Num momento seguinte, a mulher provoca maior interação com a plateia. Ela convida a alguns dos espectadores a idealizar com ela uma cena de assassinato. Como estamos no teatro, porém, alerta ela, a arma do crime será de mentira. Parece que, conforme a noite em que o espetáculo é apresentado, a arma pode mudar, sendo uma faca, um revólver, um estrangulamento, enfim, depende da vontade dos espectadores. Seja como for, o crime se consuma, e chegamos ao terceiro momento do trabalho.

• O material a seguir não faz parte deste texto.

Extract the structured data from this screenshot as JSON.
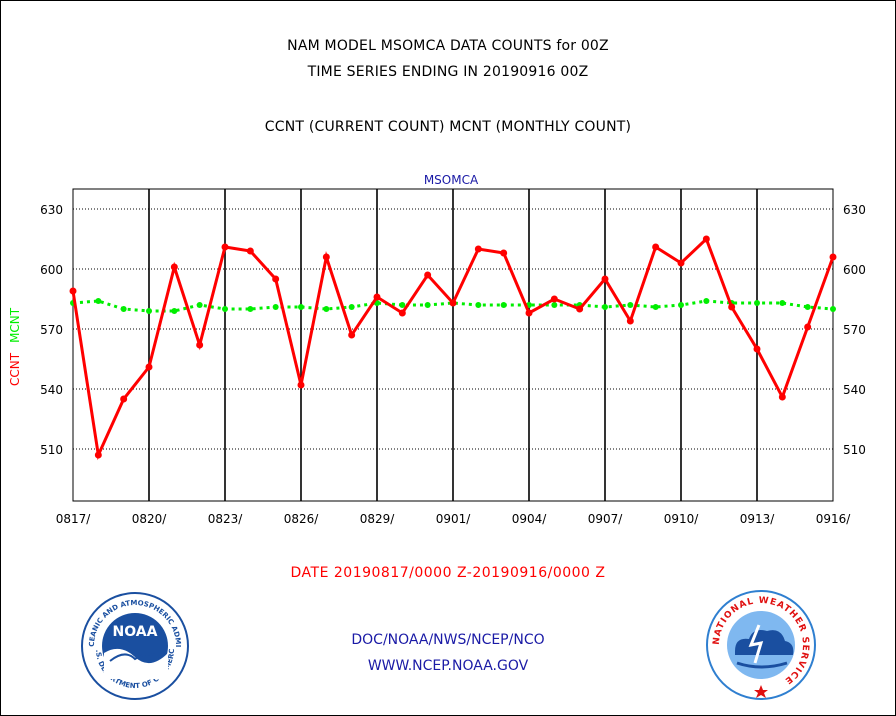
{
  "header": {
    "title_line1": "NAM MODEL MSOMCA DATA COUNTS for 00Z",
    "title_line2": "TIME SERIES ENDING IN 20190916 00Z",
    "subtitle": "CCNT (CURRENT COUNT) MCNT (MONTHLY COUNT)"
  },
  "footer": {
    "date_range": "DATE 20190817/0000 Z-20190916/0000 Z",
    "org_path": "DOC/NOAA/NWS/NCEP/NCO",
    "website": "WWW.NCEP.NOAA.GOV"
  },
  "logos": {
    "noaa_text": "NOAA",
    "noaa_ring_top": "NATIONAL OCEANIC AND ATMOSPHERIC ADMINISTRATION",
    "noaa_ring_bottom": "U.S. DEPARTMENT OF COMMERCE",
    "nws_ring": "NATIONAL WEATHER SERVICE"
  },
  "colors": {
    "ccnt": "#ff0000",
    "mcnt": "#00ee00",
    "title_blue": "#1a1aa6",
    "noaa_blue": "#1a4fa0",
    "nws_blue": "#2f7fd0"
  },
  "chart_data": {
    "type": "line",
    "title": "MSOMCA",
    "ylabel_left": [
      "CCNT",
      "MCNT"
    ],
    "ylim": [
      484,
      640
    ],
    "yticks": [
      510,
      540,
      570,
      600,
      630
    ],
    "x_tick_labels": [
      "0817/",
      "0820/",
      "0823/",
      "0826/",
      "0829/",
      "0901/",
      "0904/",
      "0907/",
      "0910/",
      "0913/",
      "0916/"
    ],
    "x_tick_positions": [
      0,
      3,
      6,
      9,
      12,
      15,
      18,
      21,
      24,
      27,
      30
    ],
    "grid": true,
    "series": [
      {
        "name": "CCNT",
        "values": [
          589,
          507,
          535,
          551,
          601,
          562,
          611,
          609,
          595,
          542,
          606,
          567,
          586,
          578,
          597,
          583,
          610,
          608,
          578,
          585,
          580,
          595,
          574,
          611,
          603,
          615,
          581,
          560,
          536,
          571,
          606
        ]
      },
      {
        "name": "MCNT",
        "values": [
          583,
          584,
          580,
          579,
          579,
          582,
          580,
          580,
          581,
          581,
          580,
          581,
          583,
          582,
          582,
          583,
          582,
          582,
          582,
          582,
          582,
          581,
          582,
          581,
          582,
          584,
          583,
          583,
          583,
          581,
          580
        ]
      }
    ]
  }
}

Neste terceiro e último momento, o público é convidado a deixar a sala e dirigir-se a uma peça contígua. Ali, vamos encontrar o velho que nos havia recebido - morto, e já disposto num caixão. É o momento da despedida, momento em que a mulher apropria-se daquelas imagens cortadas das revistas, pelo velho, e as distribui, como máscaras, de certo modo, entre os espectadores que agora se tornaram, na verdade, testemunhas do assassinato e, neste momento, do velório do morto. E assim o espetáculo se encerra.

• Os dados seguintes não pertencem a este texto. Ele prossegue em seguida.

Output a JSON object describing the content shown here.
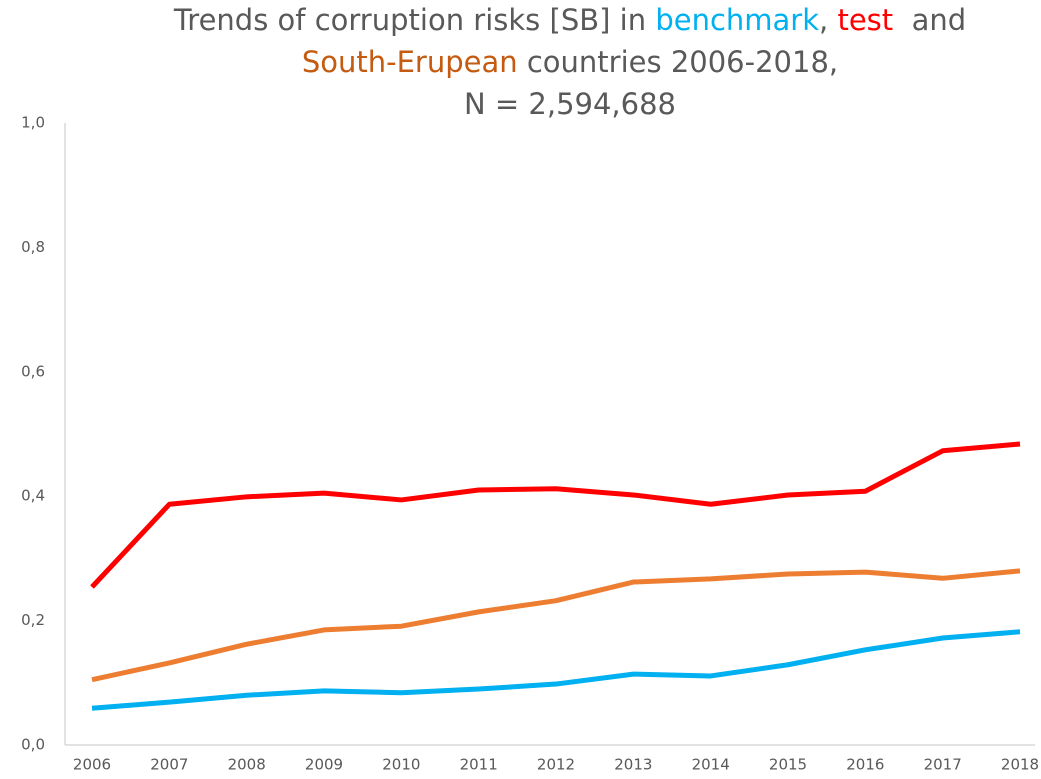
{
  "chart_data": {
    "type": "line",
    "title_lines": [
      [
        {
          "text": "Trends of corruption risks [SB] in ",
          "color": "#595959"
        },
        {
          "text": "benchmark",
          "color": "#00b0f0"
        },
        {
          "text": ", ",
          "color": "#595959"
        },
        {
          "text": "test",
          "color": "#ff0000"
        },
        {
          "text": "  and",
          "color": "#595959"
        }
      ],
      [
        {
          "text": "South-Erupean",
          "color": "#c55a11"
        },
        {
          "text": " countries 2006-2018,",
          "color": "#595959"
        }
      ],
      [
        {
          "text": "N = 2,594,688",
          "color": "#595959"
        }
      ]
    ],
    "categories": [
      "2006",
      "2007",
      "2008",
      "2009",
      "2010",
      "2011",
      "2012",
      "2013",
      "2014",
      "2015",
      "2016",
      "2017",
      "2018"
    ],
    "series": [
      {
        "color": "#ff0000",
        "values": [
          0.254,
          0.387,
          0.399,
          0.405,
          0.394,
          0.41,
          0.412,
          0.402,
          0.387,
          0.402,
          0.408,
          0.473,
          0.484
        ]
      },
      {
        "color": "#ed7d31",
        "values": [
          0.105,
          0.132,
          0.162,
          0.185,
          0.191,
          0.214,
          0.232,
          0.262,
          0.267,
          0.275,
          0.278,
          0.268,
          0.28
        ]
      },
      {
        "color": "#00b0f0",
        "values": [
          0.059,
          0.069,
          0.08,
          0.087,
          0.084,
          0.09,
          0.098,
          0.114,
          0.111,
          0.129,
          0.153,
          0.172,
          0.182
        ]
      }
    ],
    "ylim": [
      0,
      1
    ],
    "yticks": [
      {
        "value": 0,
        "label": "0,0"
      },
      {
        "value": 0.2,
        "label": "0,2"
      },
      {
        "value": 0.4,
        "label": "0,4"
      },
      {
        "value": 0.6,
        "label": "0,6"
      },
      {
        "value": 0.8,
        "label": "0,8"
      },
      {
        "value": 1,
        "label": "1,0"
      }
    ],
    "grid": false
  }
}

Há uma aparente gratuidade nesta sequência toda, mas se prestarmos atenção, veremos que não é bem assim. El juego de Antonia é, na verdade, o jogo que todos nós experimentados no dia a dia: a sobrevivência e suas alternativas. Por isso, enquanto Antonia joga, nós também jogamos com ela. A diferença é que ela busca a morte do homem, e nós, ignorantes do que ocorre, acompanhamo-la com curiosidade e, porque não reconhecer, até mesmo certa morbidade, quando descobrimos o morto. E é este debate que o espetáculo propõe. Os figurinos de Itiana Passetti sugerem uma época remota, mas não chegam a ser esplendentes: na verdade, os velhos experimentam a decadência de sua antiga opulência. A preparação vocal de Marlene Goidanich, e o preparo com a língua espanhola, por Ana Gabriela Vazquez, permite que ambos os atores possam se apresentar com desenvoltura e naturalidade, vencendo as consequentes dificuldades impostas pelos diferentes espaços em que o espetáculo ocorre. Assim, num primeiro momento, colocamo-nos com evidente curiosidade frente ao que descobrimos à medida em que adentramos os espaços escolhidos para a dramatização. Depois, somos convidados a uma interatividade que é aceita por boa parte do público, ainda que algumas pessoas se mantenham refratárias a tal aproximação. Nos momentos finais do espetáculo, então, quando do enterro, combinam-se, de certo modo, o distanciamento de alguns e a plena integração de outros. Seja como for, o espetáculo alcança plenamente seus objetivos.
A produção de Alexandre Vargas, para o Centro de Pesquisa Teatral do Ator é bem cuidada, embora se possa imaginar não ser fácil. A ambientação deve obedecer, certamente, a um planejamento geral, mas precisa se adaptar o melhor possível a cada ambiente em que o espetáculo se concretiza. Neste sentido, El juego de Antonia se coloca como um simulacro, literalmente, um jogo - não apenas de Antonia - quanto de todos nós, que acabamos por também aderir a sua proposta.